You need to start the session before any output to the browser.
You've already output the document header etc before you include connect.php- you should initialise session_start(); before the line <!DOCTYPE HTML>, see the first usage note under the SESSION reference in the PHP docs.
You NEED to put the session_start() call before any code is sent to the client (at the start of the page).
Just put your include 'connect.php'; right at the start of index.php !

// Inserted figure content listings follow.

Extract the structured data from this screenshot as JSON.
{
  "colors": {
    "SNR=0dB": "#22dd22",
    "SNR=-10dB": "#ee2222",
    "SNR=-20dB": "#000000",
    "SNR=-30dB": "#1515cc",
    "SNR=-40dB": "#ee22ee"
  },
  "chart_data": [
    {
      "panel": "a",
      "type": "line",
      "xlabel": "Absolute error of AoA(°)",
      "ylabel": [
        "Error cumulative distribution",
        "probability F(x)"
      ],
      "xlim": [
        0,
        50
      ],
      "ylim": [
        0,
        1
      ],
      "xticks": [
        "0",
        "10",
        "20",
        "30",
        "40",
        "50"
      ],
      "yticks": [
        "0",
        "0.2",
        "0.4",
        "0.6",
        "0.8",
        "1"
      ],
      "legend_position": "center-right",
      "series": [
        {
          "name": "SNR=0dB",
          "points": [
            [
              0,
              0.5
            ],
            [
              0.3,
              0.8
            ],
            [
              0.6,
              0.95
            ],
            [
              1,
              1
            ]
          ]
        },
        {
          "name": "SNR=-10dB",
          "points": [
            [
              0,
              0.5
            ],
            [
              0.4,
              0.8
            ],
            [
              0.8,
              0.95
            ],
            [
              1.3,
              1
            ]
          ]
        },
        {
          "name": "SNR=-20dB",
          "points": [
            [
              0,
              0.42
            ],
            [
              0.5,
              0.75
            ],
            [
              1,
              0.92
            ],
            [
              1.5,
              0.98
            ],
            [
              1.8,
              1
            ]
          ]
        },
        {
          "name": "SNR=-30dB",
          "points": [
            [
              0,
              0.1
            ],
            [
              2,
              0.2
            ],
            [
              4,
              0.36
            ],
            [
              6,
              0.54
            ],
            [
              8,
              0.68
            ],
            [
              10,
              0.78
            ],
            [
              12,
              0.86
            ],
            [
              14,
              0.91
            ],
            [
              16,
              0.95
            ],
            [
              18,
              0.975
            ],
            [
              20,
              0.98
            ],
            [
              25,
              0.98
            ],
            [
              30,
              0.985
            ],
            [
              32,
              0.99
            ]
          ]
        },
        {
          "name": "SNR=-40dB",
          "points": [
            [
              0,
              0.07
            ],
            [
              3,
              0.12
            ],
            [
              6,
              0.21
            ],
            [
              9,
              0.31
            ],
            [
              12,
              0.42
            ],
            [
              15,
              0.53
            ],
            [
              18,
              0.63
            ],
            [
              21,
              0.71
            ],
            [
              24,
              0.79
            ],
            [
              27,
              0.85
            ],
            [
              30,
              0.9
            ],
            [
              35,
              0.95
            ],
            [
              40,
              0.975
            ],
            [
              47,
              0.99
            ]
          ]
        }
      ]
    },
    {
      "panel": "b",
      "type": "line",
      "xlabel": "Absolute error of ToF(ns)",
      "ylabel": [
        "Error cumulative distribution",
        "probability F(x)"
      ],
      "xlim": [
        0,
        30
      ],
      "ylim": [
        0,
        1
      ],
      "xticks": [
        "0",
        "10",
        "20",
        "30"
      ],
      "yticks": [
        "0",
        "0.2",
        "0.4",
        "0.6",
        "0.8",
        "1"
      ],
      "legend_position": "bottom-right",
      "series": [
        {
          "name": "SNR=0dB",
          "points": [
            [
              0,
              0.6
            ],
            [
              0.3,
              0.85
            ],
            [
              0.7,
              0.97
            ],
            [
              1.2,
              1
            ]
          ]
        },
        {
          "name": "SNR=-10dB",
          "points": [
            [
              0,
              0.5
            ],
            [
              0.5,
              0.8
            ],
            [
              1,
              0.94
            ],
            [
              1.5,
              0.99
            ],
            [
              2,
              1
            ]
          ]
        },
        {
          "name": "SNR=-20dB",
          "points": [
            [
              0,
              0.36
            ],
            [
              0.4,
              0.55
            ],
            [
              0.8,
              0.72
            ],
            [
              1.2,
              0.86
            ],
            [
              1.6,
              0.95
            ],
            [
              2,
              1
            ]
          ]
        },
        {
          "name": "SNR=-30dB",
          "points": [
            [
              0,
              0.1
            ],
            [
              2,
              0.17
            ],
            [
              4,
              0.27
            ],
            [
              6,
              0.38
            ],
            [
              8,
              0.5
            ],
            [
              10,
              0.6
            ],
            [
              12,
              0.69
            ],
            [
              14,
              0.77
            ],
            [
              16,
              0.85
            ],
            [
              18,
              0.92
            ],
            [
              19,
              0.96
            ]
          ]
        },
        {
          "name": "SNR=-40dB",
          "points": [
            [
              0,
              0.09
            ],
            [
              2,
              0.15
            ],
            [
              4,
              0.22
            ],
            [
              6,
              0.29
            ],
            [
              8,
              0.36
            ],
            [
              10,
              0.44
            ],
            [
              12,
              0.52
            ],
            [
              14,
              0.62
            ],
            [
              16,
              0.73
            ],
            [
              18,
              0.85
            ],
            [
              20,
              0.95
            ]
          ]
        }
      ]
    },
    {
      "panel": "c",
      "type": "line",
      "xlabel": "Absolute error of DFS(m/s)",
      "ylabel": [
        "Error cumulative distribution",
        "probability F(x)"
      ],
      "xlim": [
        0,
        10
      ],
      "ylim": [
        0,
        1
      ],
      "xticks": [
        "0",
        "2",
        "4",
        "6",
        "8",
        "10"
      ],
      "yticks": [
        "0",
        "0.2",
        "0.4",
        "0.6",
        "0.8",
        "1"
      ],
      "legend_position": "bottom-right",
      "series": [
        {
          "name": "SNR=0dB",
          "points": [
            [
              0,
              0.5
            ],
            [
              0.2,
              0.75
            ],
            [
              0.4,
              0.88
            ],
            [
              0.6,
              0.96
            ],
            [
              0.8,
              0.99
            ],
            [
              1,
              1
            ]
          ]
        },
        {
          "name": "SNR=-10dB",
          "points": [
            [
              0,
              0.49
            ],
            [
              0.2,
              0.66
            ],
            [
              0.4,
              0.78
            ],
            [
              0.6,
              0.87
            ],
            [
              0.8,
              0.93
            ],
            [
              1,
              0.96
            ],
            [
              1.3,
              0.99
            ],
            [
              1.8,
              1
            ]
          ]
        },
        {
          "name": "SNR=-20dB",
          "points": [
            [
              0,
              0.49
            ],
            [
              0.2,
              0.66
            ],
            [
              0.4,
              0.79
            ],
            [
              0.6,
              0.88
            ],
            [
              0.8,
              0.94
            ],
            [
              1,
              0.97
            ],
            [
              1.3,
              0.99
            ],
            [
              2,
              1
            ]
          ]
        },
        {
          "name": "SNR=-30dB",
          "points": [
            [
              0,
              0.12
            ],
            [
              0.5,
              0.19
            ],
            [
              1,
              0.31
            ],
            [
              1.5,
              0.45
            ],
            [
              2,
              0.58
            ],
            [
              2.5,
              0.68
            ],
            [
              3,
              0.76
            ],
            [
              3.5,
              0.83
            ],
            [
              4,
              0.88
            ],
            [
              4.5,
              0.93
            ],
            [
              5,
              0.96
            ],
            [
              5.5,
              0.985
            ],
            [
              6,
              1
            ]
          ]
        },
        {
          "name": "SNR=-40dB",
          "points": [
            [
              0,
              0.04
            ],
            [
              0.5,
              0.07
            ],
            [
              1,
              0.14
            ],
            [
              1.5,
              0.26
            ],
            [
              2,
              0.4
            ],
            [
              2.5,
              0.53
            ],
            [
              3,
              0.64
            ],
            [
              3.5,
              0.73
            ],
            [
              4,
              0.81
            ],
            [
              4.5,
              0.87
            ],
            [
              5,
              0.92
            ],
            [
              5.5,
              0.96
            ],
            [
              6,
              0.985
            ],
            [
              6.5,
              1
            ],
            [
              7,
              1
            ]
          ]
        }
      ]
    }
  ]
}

You are not allowed to send output before setting the session. Put the include("connect.php") statement at the beginning of your index.php.
This error occurs because session_start() sends a cookie to the client to be able to identify the user. But cookies can only be sent to the browser if you haven't generated any output yet.
there are outputs in your index page before session_start().
Erase the session_start() from your connect.php and add it on the first line of your index page. it should work. or include your connect.php on the start of index page
Just put ob_start(); above the session_start();. And at the end of the page, before </body>, put ob_end_flush();. I once got this error. By turning on output buffering you can solve this problem.